I can hear the complaints now. Yet another Photoshop manipulation… Absolutely not! I think we seriously underestimate how high these animals can jump, even when we see them in action. The reason this kudu looks a little unnatural in flight is that the camera has captured the peak of the jump as the animals alters its angle to land on its front legs. The interesting thing here is that none of the other animals appear to be about to rush off into the distance – it is likely that the kudu was ‘encouraged’ to leave the immediate vicinity of the waterhole by a more aggressive individual, here probably a mountain zebra.



2015 - Week 15
- (Added 12. Apr. 2015 - 11:00)

Here we see ‘The Russians’, the three-male coalition from our central lion pride. One of the males has a significantly shorter tail, probably an injury picked up as a cub – he arrived on Ongava some three years ago minus the last two-thirds of his tail. The image shows the GPS tracking collar on one of them (‘Tolstoy’) so that we can monitor where this coalition moves relative to the females in the pride, and also relative to our other male coalition. We are always surprised by the results from tracking collars – last week this group of males toured the entire home range of our other pride! Since we also have a tracking collar on one male in that coalition we could see that these two sets of males were very near to each other for a few hours. No signs of any injuries so perhaps just a preliminary sortie to assess the strength of the western pride…



2015 - Week 14
- (Added 5. Apr. 2015 - 11:00)

I was reviewing some of late last year’s camera trap shots of our elephants, and was taken by how well-matched the colour of the mud and the skin colour of the elephant are in this shot. We know that elephants spray themselves with water and mud in order to help with protection from both the elements and skin parasites. In doing this they take on the colours of the soil. This can be very well seen in Etosha National Park, where the so-called ‘white ghosts’ are elephants that spray themselves from a water source that has a pale clay as its surrounding soil base. Whatever the colour, elephants always seem to enjoy the experience…



2015 - Week 13
- (Added 29. Mar. 2015 - 11:00)

Last year we showed some examples of melanistic and leucistic animals (a dark gabar goshawk and a pale kudu). In both conditions, the cells that make skin colour express pigment in a way that is different from normal. In general terms, being a different colour than others individuals of the same species is bad news, since coat colours for most animals have evolved to be optimum for their habitats. Hence whether you are predator or prey, then you will be more conspicuous, and likely to be less successful. In some cases however, the defect might be advantageous, in which case it is called ‘adaptive’… hence evolution! Here we see another melanistic individual on Ongava, in this case a rock hyrax. I’d say this coat colour is unlikely to give much advantage; hyraxes are the preferred prey species for Verraux’s eagles…

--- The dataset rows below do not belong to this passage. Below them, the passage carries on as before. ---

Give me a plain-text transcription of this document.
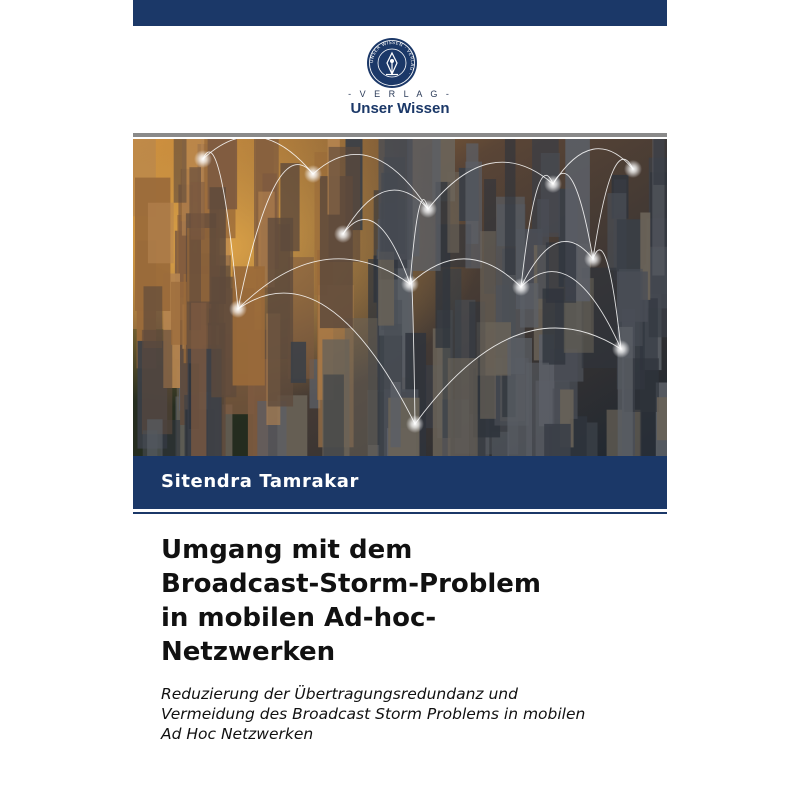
UNSER WISSEN · VERLAG ·
- V E R L A G -
Unser Wissen
Sitendra Tamrakar
Umgang mit dem
Broadcast-Storm-Problem
in mobilen Ad-hoc-
Netzwerken
Reduzierung der Übertragungsredundanz und
Vermeidung des Broadcast Storm Problems in mobilen
Ad Hoc Netzwerken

Photo credit: William Novell, Ongava Lodge



2015 - Week 12
- (Added 22. Mar. 2015 - 11:00)

Vigilance is crucial for the survival of species that are potential prey. Groups of antelope are particularly alert when drinking – the flight response for animals that have their heads down may be delayed by a few milliseconds, and that may mean the difference between escape and capture. Often we will see that not all the animals in a group drink at the same time, at least some are on the lookout. However, when an alert is sounded, the group acts as one, as the gemsbok below. Hence the term ‘safety in numbers’, since predator hunting success is found to be significantly higher for lone prey. One species will also react to warning calls from other species – a well-known example is that of warning calls made by monkeys and baboons being interpreted by other species. Interestingly, we see that species appear to have different ‘credibility’ ratings – for example, repeated alarm calls from a lone wildebeest male seem to be ignored, while the merest snort from a kudu send the entire drinking ensemble off into the hills.